Back in 2006, the Netherlands adopted Housing First across its major cities, all of which were suffering from high levels of street homelessness. Within two years the numbers had fallen by 65 per cent and drug use in the cities had been halved.

When the financial crisis hit in 2007/2008 their government cut back on this provision with the aim of saving money. Within a few years rates of homelessness had hit an all time high again, whilst a subsequent assessment revealed that it ended up costing nearly three times as much, with social services and the police having to pick up the slack.

Similar results have been recorded by some small scale trials in England. An assessment by the University of York found that, given a house under Housing First schemes, nine out of ten people remained in accommodation for at least two years, compared to less than half in the 'treatment first' model. Moreover, although rates of recovery from alcohol and drug addiction were comparable, the cost to the state was halved.

So, how can this be, you ask? It goes against everything we have been told. How will we create an incentive for people to move into recovery if we give them a house before they stop using? Surely, if we give these homeless individuals money, they will waste it on drugs or alcohol? Poor people struggle because they make bad decisions and don't want to work, right?

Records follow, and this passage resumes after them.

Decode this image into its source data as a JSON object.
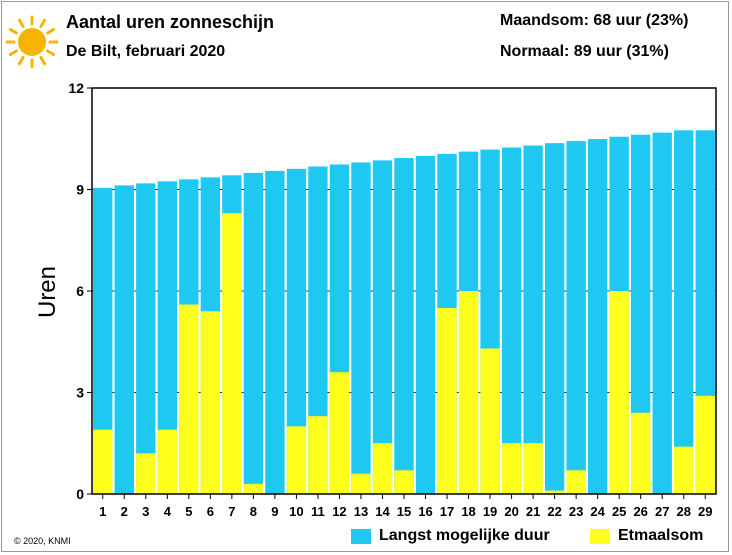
{
  "header": {
    "title": "Aantal uren zonneschijn",
    "subtitle": "De Bilt, februari 2020",
    "stat_month": "Maandsom: 68 uur (23%)",
    "stat_normal": "Normaal: 89 uur (31%)",
    "icon": "sun-icon"
  },
  "footer": {
    "copyright": "© 2020, KNMI"
  },
  "colors": {
    "max_duration": "#1ec8f0",
    "actual": "#ffff1e",
    "sun": "#f5b400"
  },
  "chart_data": {
    "type": "bar",
    "title": "",
    "ylabel": "Uren",
    "xlabel": "",
    "ylim": [
      0,
      12
    ],
    "yticks": [
      "0",
      "3",
      "6",
      "9",
      "12"
    ],
    "grid": true,
    "legend_position": "bottom",
    "categories": [
      "1",
      "2",
      "3",
      "4",
      "5",
      "6",
      "7",
      "8",
      "9",
      "10",
      "11",
      "12",
      "13",
      "14",
      "15",
      "16",
      "17",
      "18",
      "19",
      "20",
      "21",
      "22",
      "23",
      "24",
      "25",
      "26",
      "27",
      "28",
      "29"
    ],
    "series": [
      {
        "name": "Langst mogelijke duur",
        "values": [
          9.05,
          9.12,
          9.18,
          9.24,
          9.3,
          9.36,
          9.42,
          9.49,
          9.55,
          9.61,
          9.68,
          9.74,
          9.8,
          9.86,
          9.93,
          9.99,
          10.05,
          10.12,
          10.18,
          10.24,
          10.3,
          10.37,
          10.43,
          10.49,
          10.56,
          10.62,
          10.68,
          10.75,
          10.75
        ]
      },
      {
        "name": "Etmaalsom",
        "values": [
          1.9,
          0.0,
          1.2,
          1.9,
          5.6,
          5.4,
          8.3,
          0.3,
          0.0,
          2.0,
          2.3,
          3.6,
          0.6,
          1.5,
          0.7,
          0.0,
          5.5,
          6.0,
          4.3,
          1.5,
          1.5,
          0.1,
          0.7,
          0.0,
          6.0,
          2.4,
          0.0,
          1.4,
          2.9
        ]
      }
    ]
  }
}
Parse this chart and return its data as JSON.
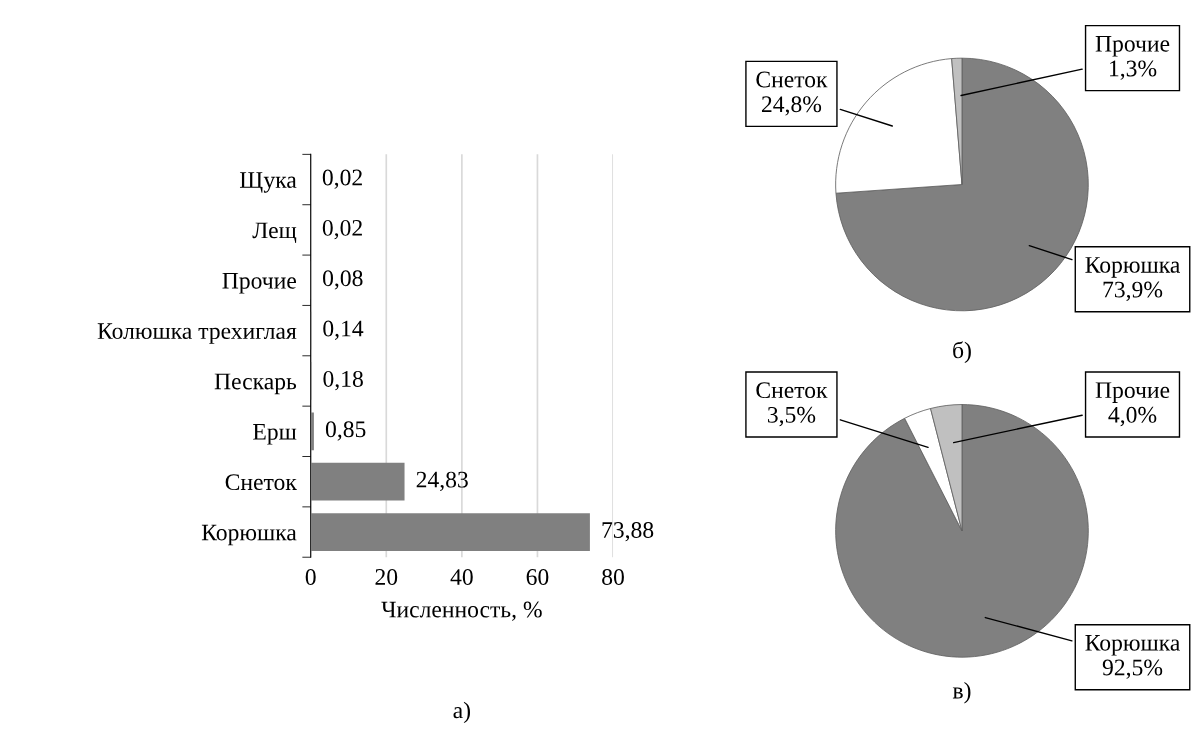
{
  "chart_data": [
    {
      "type": "bar",
      "orientation": "horizontal",
      "title": "а)",
      "xlabel": "Численность, %",
      "categories": [
        "Щука",
        "Лещ",
        "Прочие",
        "Колюшка трехиглая",
        "Пескарь",
        "Ерш",
        "Снеток",
        "Корюшка"
      ],
      "values": [
        0.02,
        0.02,
        0.08,
        0.14,
        0.18,
        0.85,
        24.83,
        73.88
      ],
      "value_labels": [
        "0,02",
        "0,02",
        "0,08",
        "0,14",
        "0,18",
        "0,85",
        "24,83",
        "73,88"
      ],
      "color": "#808080",
      "xlim": [
        0,
        80
      ],
      "xticks": [
        0,
        20,
        40,
        60,
        80
      ],
      "grid": "x",
      "legend": false
    },
    {
      "type": "pie",
      "title": "б)",
      "categories": [
        "Корюшка",
        "Снеток",
        "Прочие"
      ],
      "values": [
        73.9,
        24.8,
        1.3
      ],
      "value_labels": [
        "73,9%",
        "24,8%",
        "1,3%"
      ],
      "colors": [
        "#808080",
        "#ffffff",
        "#c0c0c0"
      ],
      "legend": false
    },
    {
      "type": "pie",
      "title": "в)",
      "categories": [
        "Корюшка",
        "Снеток",
        "Прочие"
      ],
      "values": [
        92.5,
        3.5,
        4.0
      ],
      "value_labels": [
        "92,5%",
        "3,5%",
        "4,0%"
      ],
      "colors": [
        "#808080",
        "#ffffff",
        "#c0c0c0"
      ],
      "legend": false
    }
  ]
}
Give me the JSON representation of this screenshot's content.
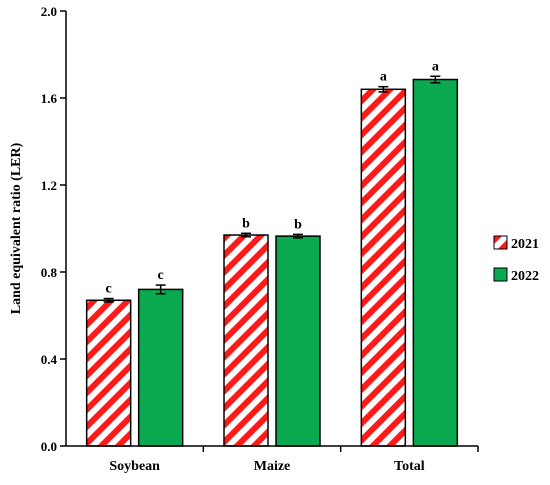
{
  "chart_data": {
    "type": "bar",
    "title": "",
    "xlabel": "",
    "ylabel": "Land equivalent ratio (LER)",
    "ylim": [
      0,
      2.0
    ],
    "yticks": [
      "0.0",
      "0.4",
      "0.8",
      "1.2",
      "1.6",
      "2.0"
    ],
    "categories": [
      "Soybean",
      "Maize",
      "Total"
    ],
    "grid": false,
    "legend_position": "right",
    "series": [
      {
        "name": "2021",
        "pattern": "red-white-diagonal-stripes",
        "color": "#ff1a1a",
        "values": [
          0.67,
          0.97,
          1.64
        ],
        "errors": [
          0.008,
          0.008,
          0.012
        ],
        "letters": [
          "c",
          "b",
          "a"
        ]
      },
      {
        "name": "2022",
        "pattern": "solid",
        "color": "#0aa84f",
        "values": [
          0.72,
          0.965,
          1.685
        ],
        "errors": [
          0.02,
          0.008,
          0.015
        ],
        "letters": [
          "c",
          "b",
          "a"
        ]
      }
    ]
  }
}
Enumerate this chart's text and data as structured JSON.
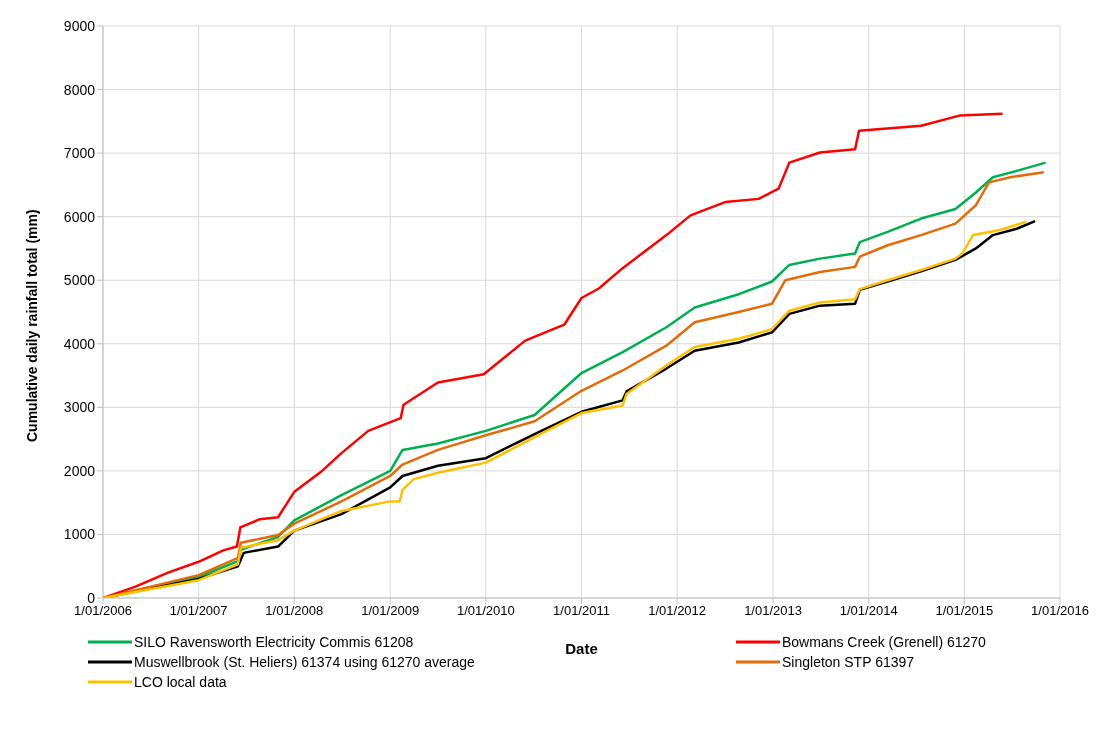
{
  "chart_data": {
    "type": "line",
    "xlabel": "Date",
    "ylabel": "Cumulative daily rainfall total (mm)",
    "xlim": [
      "2006-01-01",
      "2016-01-01"
    ],
    "xticks": [
      {
        "value": "2006-01-01",
        "label": "1/01/2006"
      },
      {
        "value": "2007-01-01",
        "label": "1/01/2007"
      },
      {
        "value": "2008-01-01",
        "label": "1/01/2008"
      },
      {
        "value": "2009-01-01",
        "label": "1/01/2009"
      },
      {
        "value": "2010-01-01",
        "label": "1/01/2010"
      },
      {
        "value": "2011-01-01",
        "label": "1/01/2011"
      },
      {
        "value": "2012-01-01",
        "label": "1/01/2012"
      },
      {
        "value": "2013-01-01",
        "label": "1/01/2013"
      },
      {
        "value": "2014-01-01",
        "label": "1/01/2014"
      },
      {
        "value": "2015-01-01",
        "label": "1/01/2015"
      },
      {
        "value": "2016-01-01",
        "label": "1/01/2016"
      }
    ],
    "ylim": [
      0,
      9000
    ],
    "yticks": [
      0,
      1000,
      2000,
      3000,
      4000,
      5000,
      6000,
      7000,
      8000,
      9000
    ],
    "grid": true,
    "legend": "bottom",
    "marker": "none",
    "line_style": "solid",
    "series": [
      {
        "name": "SILO Ravensworth Electricity Commis 61208",
        "color": "#00b050",
        "x": [
          "2006-01-01",
          "2007-01-01",
          "2007-05-31",
          "2007-06-11",
          "2007-10-31",
          "2008-01-01",
          "2008-06-29",
          "2009-01-01",
          "2009-02-17",
          "2009-07-02",
          "2010-01-01",
          "2010-07-06",
          "2011-01-01",
          "2011-06-07",
          "2011-11-21",
          "2012-03-08",
          "2012-08-23",
          "2012-12-28",
          "2013-03-04",
          "2013-06-29",
          "2013-11-10",
          "2013-11-28",
          "2014-03-14",
          "2014-07-20",
          "2014-11-28",
          "2015-02-14",
          "2015-04-20",
          "2015-07-20",
          "2015-11-07"
        ],
        "values": [
          0,
          330,
          580,
          760,
          960,
          1220,
          1620,
          2000,
          2330,
          2430,
          2630,
          2880,
          3540,
          3870,
          4260,
          4570,
          4780,
          4980,
          5240,
          5340,
          5420,
          5600,
          5760,
          5970,
          6120,
          6380,
          6620,
          6720,
          6850
        ]
      },
      {
        "name": "Bowmans Creek (Grenell) 61270",
        "color": "#ff0000",
        "x": [
          "2006-01-01",
          "2006-05-05",
          "2006-09-06",
          "2007-01-01",
          "2007-04-05",
          "2007-05-27",
          "2007-06-09",
          "2007-08-22",
          "2007-10-31",
          "2008-01-01",
          "2008-04-16",
          "2008-06-29",
          "2008-10-09",
          "2009-02-10",
          "2009-02-21",
          "2009-07-02",
          "2009-12-24",
          "2010-05-31",
          "2010-10-27",
          "2011-01-01",
          "2011-03-08",
          "2011-06-07",
          "2011-11-21",
          "2012-02-21",
          "2012-07-02",
          "2012-11-07",
          "2013-01-22",
          "2013-03-04",
          "2013-06-29",
          "2013-11-10",
          "2013-11-25",
          "2014-07-20",
          "2014-12-13",
          "2015-05-27"
        ],
        "values": [
          0,
          180,
          400,
          570,
          750,
          810,
          1110,
          1240,
          1270,
          1670,
          2000,
          2280,
          2630,
          2830,
          3040,
          3390,
          3520,
          4050,
          4300,
          4720,
          4870,
          5190,
          5710,
          6020,
          6230,
          6280,
          6440,
          6850,
          7010,
          7060,
          7350,
          7430,
          7590,
          7620
        ]
      },
      {
        "name": "Muswellbrook (St. Heliers) 61374 using 61270 average",
        "color": "#000000",
        "x": [
          "2006-01-01",
          "2007-01-01",
          "2007-05-31",
          "2007-06-22",
          "2007-10-31",
          "2008-01-01",
          "2008-06-29",
          "2009-01-01",
          "2009-02-17",
          "2009-07-02",
          "2010-01-01",
          "2010-07-06",
          "2011-01-01",
          "2011-06-07",
          "2011-06-22",
          "2011-11-21",
          "2012-03-08",
          "2012-08-23",
          "2012-12-28",
          "2013-03-04",
          "2013-06-29",
          "2013-11-10",
          "2013-11-28",
          "2014-03-14",
          "2014-07-20",
          "2014-11-28",
          "2015-02-14",
          "2015-04-20",
          "2015-07-20",
          "2015-09-28"
        ],
        "values": [
          0,
          300,
          500,
          710,
          810,
          1060,
          1320,
          1740,
          1920,
          2080,
          2200,
          2580,
          2930,
          3110,
          3250,
          3610,
          3890,
          4020,
          4180,
          4470,
          4600,
          4630,
          4850,
          4980,
          5140,
          5320,
          5500,
          5710,
          5810,
          5930
        ]
      },
      {
        "name": "Singleton STP 61397",
        "color": "#e36c0a",
        "x": [
          "2006-01-01",
          "2007-01-01",
          "2007-05-31",
          "2007-06-11",
          "2007-10-31",
          "2008-01-01",
          "2008-06-29",
          "2009-01-01",
          "2009-02-17",
          "2009-07-02",
          "2010-01-01",
          "2010-07-06",
          "2011-01-01",
          "2011-06-07",
          "2011-11-21",
          "2012-03-08",
          "2012-08-23",
          "2012-12-28",
          "2013-02-17",
          "2013-06-29",
          "2013-11-10",
          "2013-11-28",
          "2014-03-14",
          "2014-07-20",
          "2014-11-28",
          "2015-02-14",
          "2015-04-05",
          "2015-06-25",
          "2015-10-31"
        ],
        "values": [
          0,
          360,
          630,
          870,
          990,
          1170,
          1520,
          1920,
          2100,
          2330,
          2560,
          2780,
          3260,
          3580,
          3970,
          4340,
          4500,
          4630,
          5000,
          5130,
          5210,
          5370,
          5550,
          5710,
          5890,
          6180,
          6540,
          6620,
          6700
        ]
      },
      {
        "name": "LCO local data",
        "color": "#ffc000",
        "x": [
          "2006-01-01",
          "2007-01-01",
          "2007-05-31",
          "2007-06-11",
          "2007-10-31",
          "2008-01-01",
          "2008-06-29",
          "2009-01-01",
          "2009-02-06",
          "2009-02-17",
          "2009-04-01",
          "2009-07-02",
          "2010-01-01",
          "2010-07-06",
          "2011-01-01",
          "2011-06-07",
          "2011-06-22",
          "2011-11-21",
          "2012-03-08",
          "2012-08-23",
          "2012-12-28",
          "2013-03-04",
          "2013-06-29",
          "2013-11-10",
          "2013-11-28",
          "2014-03-14",
          "2014-07-20",
          "2014-11-28",
          "2014-12-24",
          "2015-02-03",
          "2015-05-16",
          "2015-08-26"
        ],
        "values": [
          0,
          280,
          530,
          790,
          910,
          1060,
          1370,
          1520,
          1520,
          1700,
          1870,
          1970,
          2130,
          2530,
          2910,
          3030,
          3210,
          3660,
          3950,
          4080,
          4230,
          4520,
          4650,
          4700,
          4860,
          5000,
          5160,
          5340,
          5420,
          5710,
          5790,
          5920
        ]
      }
    ]
  }
}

Well, actually, no. It turns out that these narratives are misguided - something that SCT, the homelessness and addictions charity I work for, has long known. If you leave people out on the street, in abusive relationships, without support for mental health problems, they will struggle to make good decisions. But, more often than not, if they're given the right support and a stable environment, they can and they will.

So, amongst all the to-ing and fro-ing over Brexit and the debates about a 'coalition of chaos' or 'strong and stable government', let us make one life changing pledge during this election. Let's agree - whether Labour or Conservative - to abolish homelessness, once and for all, during the next parliament.

Harry Quilter-Pinner is Director of Strategy at SCT, a charity working with people who are homeless and in recovery from drug and alcohol addiction in East London, and a Research Fellow at IPPR, the UK's progressive think tank. This article is written in a personal capacity - all views are his own.